George also supplies the wonderful photograph, thought to have been taken over Brighton pier, in which Ernie – wig and a prayer – is believed to have been test piloting hairpieces. If it didn’t come off, he could keep it, they said.

“It was typical of him; he was as bald as a coot. He was a bit of a madcap, maybe did fly by the seat of his pants to an extent, but he was a very pleasant man,” says George.

The Echo reported that he’d been in talks with US and Canadian companies about building two and threeseat models. David Marden, a Canadian company director who saw the plunge, had hoped to set up gyro schools to train Mosquito pilots.

“My company felt they could have been the motor cars of the air,” he said. “We don’t know what will happen now; there’s no one else to design the machines. Mr Brooks had all the details. It is a terrible tragedy.”

Our “Northern air correspondent” wrote that the Mosquito wasn’t a toy but a serious aircraft. “The death of Ernie Brooks will certainly cause a delay in the original ambition to make the Mosquito gyrocopter the private transport of the future.

“The main problem facing interested companies is the loss of the unique knowledge that Ernie Brooks possessed, That the aircraft will become well known is still in no doubt.”

SHIRLEY Jennings sends the cover of a New Zealand flying magazine, published the month before Brooks died, on which the gyroplane is said to be as easy to control as a large motor cycle.

“Take off is completed at 30mph in 65 yards with the wind and landing distance required is six yards.

“On a fuel consumption of about two-and-a-half gallons an hour the Mosquito will climb 750ft per minute and cruise at up to 80mph. The main structure is of alloy, with fibreglass tank, tail and fuselage.”

An order had been received from France, it added, with inquiries from South American farmers and the Bahrain police.

The Mosquito, adds Shirley, was subsequently developed into the Hornet by Cecil Golightly and Brian Lewsley, trading as Gyroflight in Ferryhill. They also operated a flying school at Acklington, Northumberland, where one of the instructors was Denis Lee, a young ATC cadet.

Cecil Golightly was a former RAF and Fleet Air Arm pilot who later ran a civil engineering company. He died about five years ago.

Brian Lewsley flew one of the tiny, open-cockpit machines across the Channel in 1970 – “no mean feat,” says Shirley – the adventure recorded in another photograph taken at a Calais airfield with the gendarmes looking boldly on.

“Un ancien pilote de la “Royal Air Force” traversa la detroit en autogiro,” says the caption. That’s probably something about magnificent men and flying machines, as well.

Thereafter, however, tragedy struck again. The partners had taken the renamed Hornet to the Munich Air Show when Brian was also killed – and, again, trying to loop the loop. It ended Cec Golightly’s flying days.

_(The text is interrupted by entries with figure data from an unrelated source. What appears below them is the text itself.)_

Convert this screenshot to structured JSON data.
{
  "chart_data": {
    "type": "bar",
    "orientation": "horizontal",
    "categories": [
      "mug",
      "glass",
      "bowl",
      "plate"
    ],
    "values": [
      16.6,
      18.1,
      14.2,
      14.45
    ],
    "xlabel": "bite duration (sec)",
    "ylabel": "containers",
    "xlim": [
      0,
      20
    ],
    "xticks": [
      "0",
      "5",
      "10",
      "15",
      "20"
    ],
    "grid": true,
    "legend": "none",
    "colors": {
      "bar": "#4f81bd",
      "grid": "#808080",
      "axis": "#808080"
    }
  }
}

“There’d been two deaths, a second man chopped out of the air, and that was enough. My father took it quite badly,” says Andrew Golightly.

“They could fly gyrocopters in James Bond films but they did things differently there.”

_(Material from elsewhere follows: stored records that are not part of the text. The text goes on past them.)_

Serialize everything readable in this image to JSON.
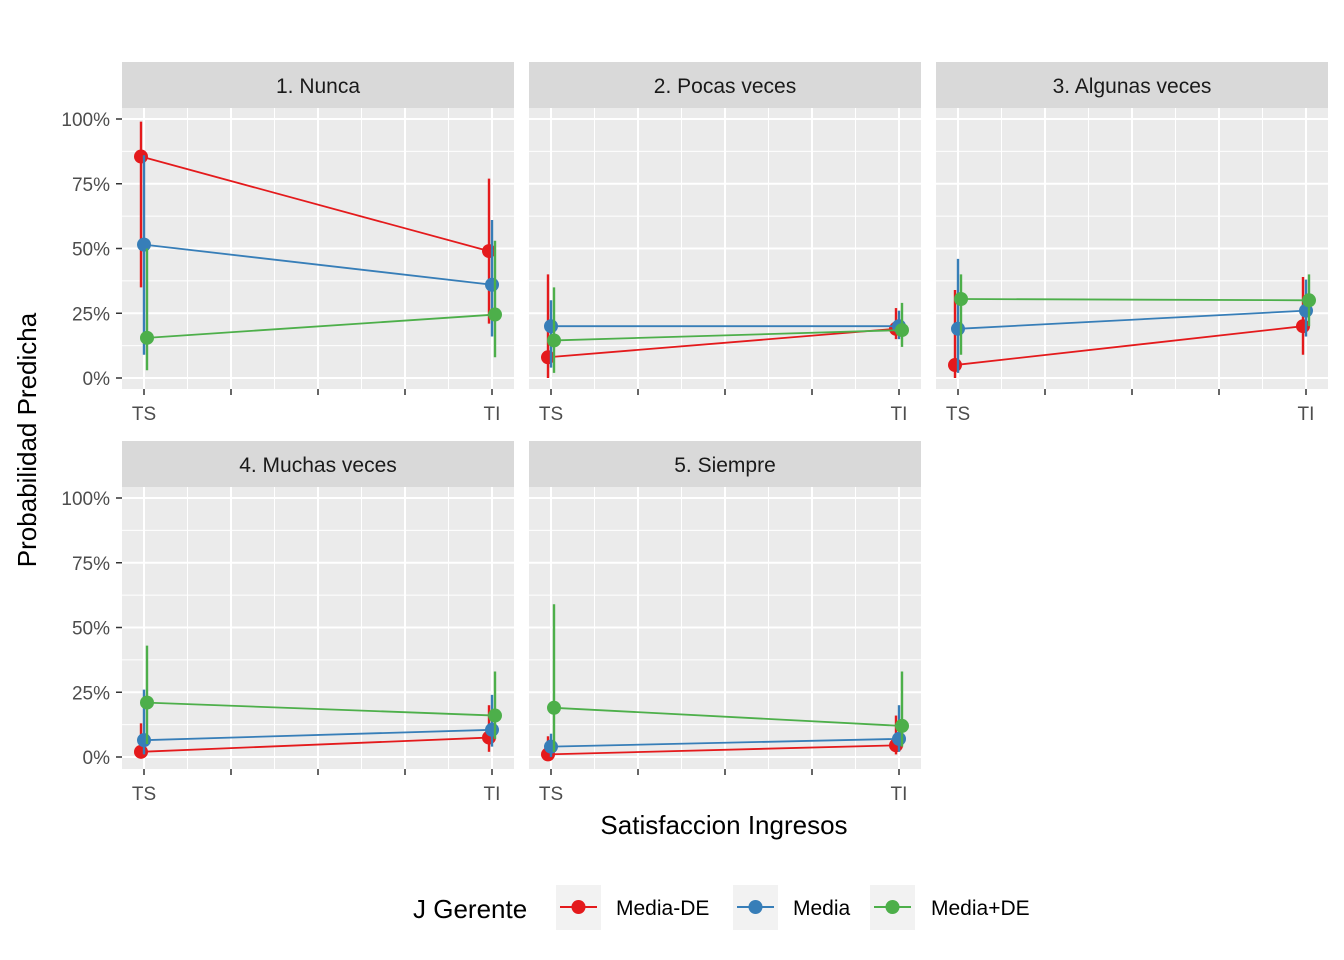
{
  "chart_data": {
    "type": "line",
    "facets": [
      "1. Nunca",
      "2. Pocas veces",
      "3. Algunas veces",
      "4. Muchas veces",
      "5. Siempre"
    ],
    "categories": [
      "TS",
      "TI"
    ],
    "xlabel": "Satisfaccion Ingresos",
    "ylabel": "Probabilidad Predicha",
    "ylim": [
      0,
      1
    ],
    "yticks": [
      0,
      0.25,
      0.5,
      0.75,
      1
    ],
    "ytick_labels": [
      "0%",
      "25%",
      "50%",
      "75%",
      "100%"
    ],
    "legend": {
      "title": "J Gerente",
      "position": "bottom",
      "entries": [
        "Media-DE",
        "Media",
        "Media+DE"
      ]
    },
    "colors": {
      "Media-DE": "#e41a1c",
      "Media": "#377eb8",
      "Media+DE": "#4daf4a"
    },
    "grid": true,
    "panels": [
      {
        "facet": "1. Nunca",
        "series": [
          {
            "name": "Media-DE",
            "values": [
              0.855,
              0.49
            ],
            "lower": [
              0.35,
              0.21
            ],
            "upper": [
              0.99,
              0.77
            ]
          },
          {
            "name": "Media",
            "values": [
              0.515,
              0.36
            ],
            "lower": [
              0.09,
              0.16
            ],
            "upper": [
              0.86,
              0.61
            ]
          },
          {
            "name": "Media+DE",
            "values": [
              0.155,
              0.245
            ],
            "lower": [
              0.03,
              0.08
            ],
            "upper": [
              0.5,
              0.53
            ]
          }
        ]
      },
      {
        "facet": "2. Pocas veces",
        "series": [
          {
            "name": "Media-DE",
            "values": [
              0.08,
              0.19
            ],
            "lower": [
              0.0,
              0.15
            ],
            "upper": [
              0.4,
              0.27
            ]
          },
          {
            "name": "Media",
            "values": [
              0.2,
              0.2
            ],
            "lower": [
              0.04,
              0.15
            ],
            "upper": [
              0.3,
              0.26
            ]
          },
          {
            "name": "Media+DE",
            "values": [
              0.145,
              0.185
            ],
            "lower": [
              0.02,
              0.12
            ],
            "upper": [
              0.35,
              0.29
            ]
          }
        ]
      },
      {
        "facet": "3. Algunas veces",
        "series": [
          {
            "name": "Media-DE",
            "values": [
              0.05,
              0.2
            ],
            "lower": [
              0.0,
              0.09
            ],
            "upper": [
              0.34,
              0.39
            ]
          },
          {
            "name": "Media",
            "values": [
              0.19,
              0.26
            ],
            "lower": [
              0.02,
              0.16
            ],
            "upper": [
              0.46,
              0.38
            ]
          },
          {
            "name": "Media+DE",
            "values": [
              0.305,
              0.3
            ],
            "lower": [
              0.09,
              0.2
            ],
            "upper": [
              0.4,
              0.4
            ]
          }
        ]
      },
      {
        "facet": "4. Muchas veces",
        "series": [
          {
            "name": "Media-DE",
            "values": [
              0.02,
              0.075
            ],
            "lower": [
              0.0,
              0.02
            ],
            "upper": [
              0.13,
              0.2
            ]
          },
          {
            "name": "Media",
            "values": [
              0.065,
              0.105
            ],
            "lower": [
              0.01,
              0.04
            ],
            "upper": [
              0.26,
              0.24
            ]
          },
          {
            "name": "Media+DE",
            "values": [
              0.21,
              0.16
            ],
            "lower": [
              0.05,
              0.07
            ],
            "upper": [
              0.43,
              0.33
            ]
          }
        ]
      },
      {
        "facet": "5. Siempre",
        "series": [
          {
            "name": "Media-DE",
            "values": [
              0.01,
              0.045
            ],
            "lower": [
              0.0,
              0.01
            ],
            "upper": [
              0.08,
              0.16
            ]
          },
          {
            "name": "Media",
            "values": [
              0.04,
              0.07
            ],
            "lower": [
              0.0,
              0.02
            ],
            "upper": [
              0.09,
              0.2
            ]
          },
          {
            "name": "Media+DE",
            "values": [
              0.19,
              0.12
            ],
            "lower": [
              0.02,
              0.04
            ],
            "upper": [
              0.59,
              0.33
            ]
          }
        ]
      }
    ]
  }
}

Cec Golightly wasn’t quite finished, however. “It was the time of one of the Arab-Israeli wars and he had the idea of using the engine as a flying boat, got a speedboat hull, put a machine gun on the front and took it off to Hartlepool Marina for trials,” says Andrew.

“The Israelis were quite interested.

He managed to get it out of the water but steering the thing was the problem. After that he packed in.”

Shirley Jennings talks of “incredible global interest” in the machines back in the late Sixties and early Seventies.

“It makes a very moving story spanning the length of the country and, five decades later, it has come to light through a chance find in a cellar in Cornwall.”

She’d love to hear – brookland.gyroflight@yahoo.com – from anyone who knew or worked with any of them. The column can be contacted at the email address above.

THE former Brookland garage is now owned by Brian Cain, Consett lad originally. “There can only have been room for six or seven cars side-by- side, I don’t know how he went about building aircraft as well," says Brian.

Now he's considering returning the business to its original name.

"This just gets more incredible the more you hear about it. It's history; I'm proud to be part of it."